GP: We introduced Save the Change in March 2017. When members spend $10.50 at the grocery store, or wherever, with their debit card, we round up to the nearest dollar and deposit the difference into the member’s Ownership Account. They automatically save a little bit with every transaction.
For all new members, we match those savings for their first 30 days. So that $0.50 turns into $1.
The unforeseen benefits of Save the Change have taken us all by surprise. It reminds members, after every debit transaction, that they are an owner of the credit union. But it also underscores the importance of saving.
Think about the foundational objective of credit unions to promote thrift. This does that with every transaction. People who wouldn’t have normally saved are saving and finding value.
Can you give an example?
GP: We had a staff member go to a local gas station and paid the attendant with her Rogue debit card. He stopped her to ask, Do you want me to round your transaction up to $0.01 so you can put $0.99 into your savings account?
This happened two or three more times, same attendant, same conversation. So, we asked him why he was promoting this for us.
He told us that this was the coolest thing ever. He said he’d been able to save $70, even though he’d had trouble saving more than $5 at a time before.
So, this was a kid sharing this message with everyone who drives up with a Rogue debit card. And the best part is he saved money for the first time in his life because we gave him a vehicle to do that.
Members saved more than $1 million in 2017 through Save the Change, according to Gene Pelham, CEO of Rogue Credit Union. The credit union deposited another $144,000 into those accounts through its 30-day new member match.
Why does Rogue limit how members can deposit funds into the Ownership Account?

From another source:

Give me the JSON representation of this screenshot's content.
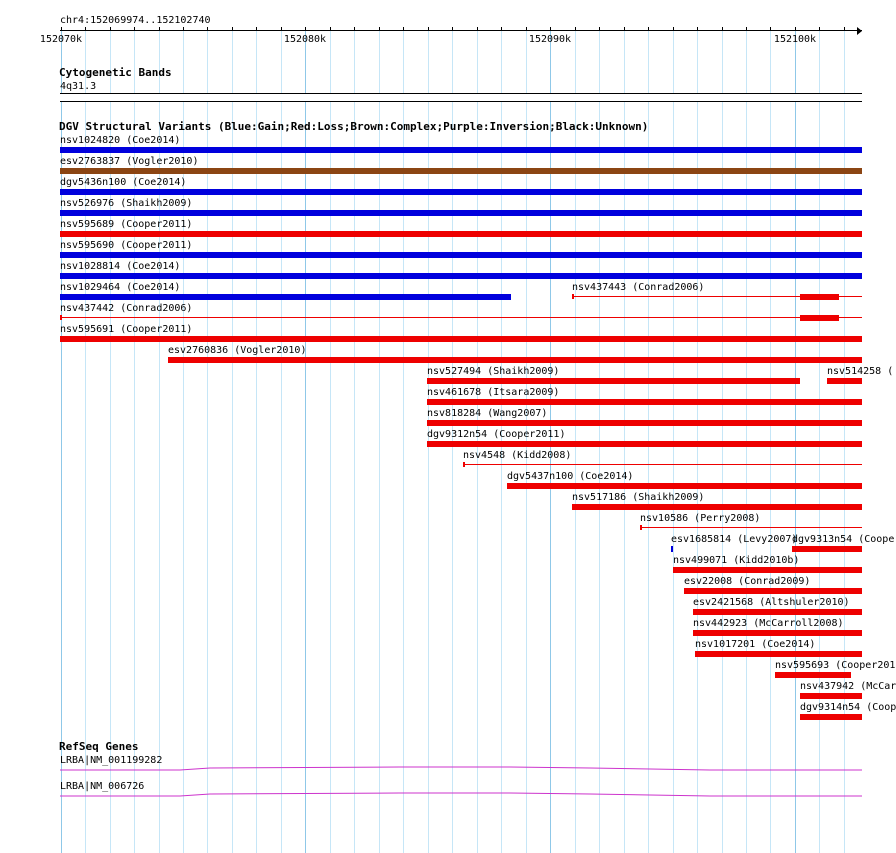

GP: We are paying a much higher rate of interest and don’t want it to be a place where members simply park money to chase the rate and not understand the value of ownership.
By limiting the deposit opportunities, it makes the account more productive and affordable for us. If people are dropping $1,000,000 into the account, it doesn’t work.
As the credit union grows, will you be more strategic as to how you deposit money?
GP: Every time we think we can manage our growth, it goes crazy. But we’re finding other ways to deposit money into those accounts.
Through our 1% cash back VISA card, we contributed $942,000 into Ownership Accounts in 2017. Members themselves contributed just over $1,000,000 through Save the Change last year.
We’re getting ready to introduce what we’re calling Dividend Max, which will give members the option to have CD, money market account, or savings account dividends paid into their Ownership Account. They’ll be able to take money they would normally earn 5 basis points on and earn 200 basis points.
Anything else you’re considering?
GP: We haven’t quite figured out how to do it yet, but we could alter our annual skip-a-payment to our members each November. Instead of skipping the payment, members could put that payment into their Ownership Account.
We’ve got that skip-a-payment in place because it was a low-cost way to fund holiday shopping. But for those who want to save, it will be an opportunity for them to do that.
Any other best practices?
GP: We have a lot of people ask about the Ownership Account and just want to hear about the rewards component. It’s a mistake to consider this as only a rewards account. It is a part of our overall strategy to drive awareness of ownership and the credit union difference.
For us, the reward lasts for as long as the money stays in the account. And right now, we have $4.5 million in our 79,000 accounts 79,000 of our 121,000 members to whom we are driving home the credit union difference.
This interview has been edited and condensed.